On the pitch he was a genius, while off the field Paul Devlin labelled him a “rascal” in the nicest sense of the word. His jokes lit up the room, but when it was time to get serious there was no better man to lead by example and pull the rest of his team along.
And, with the size five in his hand, he was always willing to learn. Tyrone stuttered their way past Cavan in Ulster u-20 final, a game where the rub of the green helped them back to their barnstorming run to All-Ireland glory.
“He (Ruairi) had the chance to take the man on, but he shot with the outside of his left foot,” Paul recalled of a wrong decision made in the heat of battle.

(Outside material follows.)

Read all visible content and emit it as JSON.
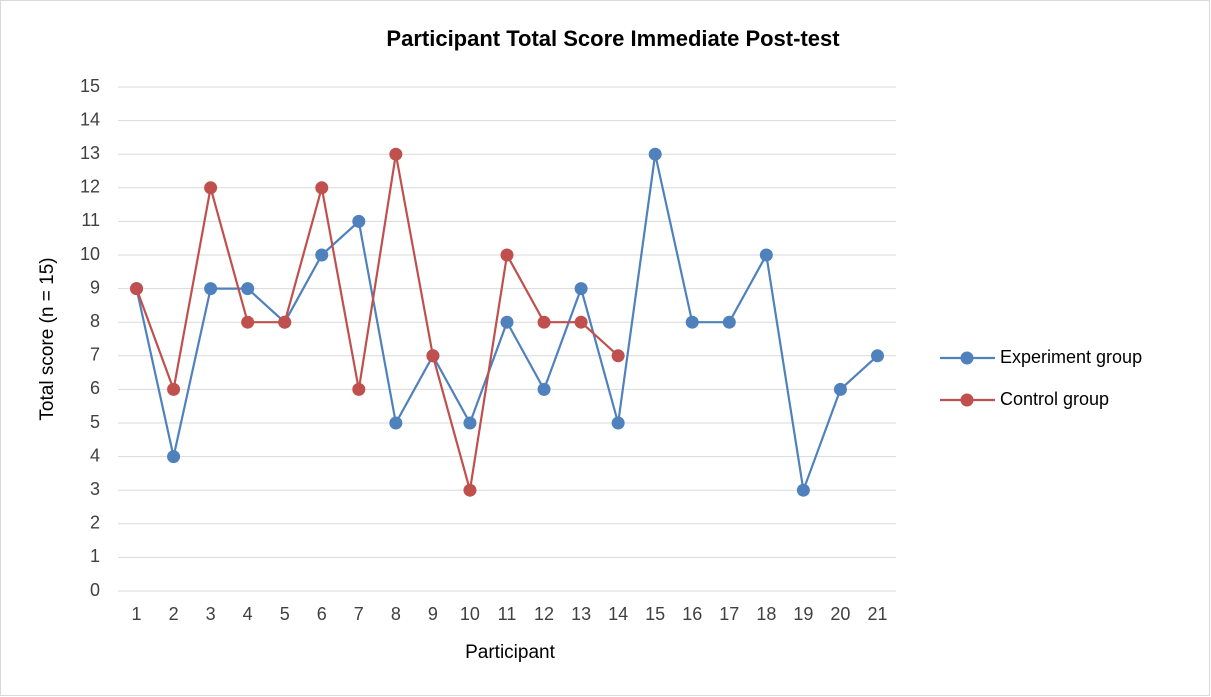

“Once you talk to him, he looks you in the eye and takes it on board and a lot of credit has to go to Owen Mulligan…like with all the forwards,” Paul said of their management style where everyone had an input.
“Owen did a bit of work with him and, after that, Ruairi was making the right decisions and was going to make that shot 100 per cent. He takes everything on board…everything.”
Fast forward to the All-Ireland final against Kildare and a goal from the training ground.
With just 15 seconds on the clock, Ciarán Bogue’s drilled ball was in the hands of Conor Cush. By that time, Ruairi’s trot from his left half forward position exploded onto Cush’s pop pass before powering through a sliver of daylight between three defenders to hammer home.
“There was a lot of work put in to try and get an early score,” Paul Devlin revealed. “Then, Ruairi was straight over to close down the nearest defender to stop the quick kick-out…he was always thinking.”
On Sunday, they’ll trot out of the Healy Park tunnel aiming to follow in their father and Errigal Ciaran’s footsteps and get their hands on the O’Neill Cup.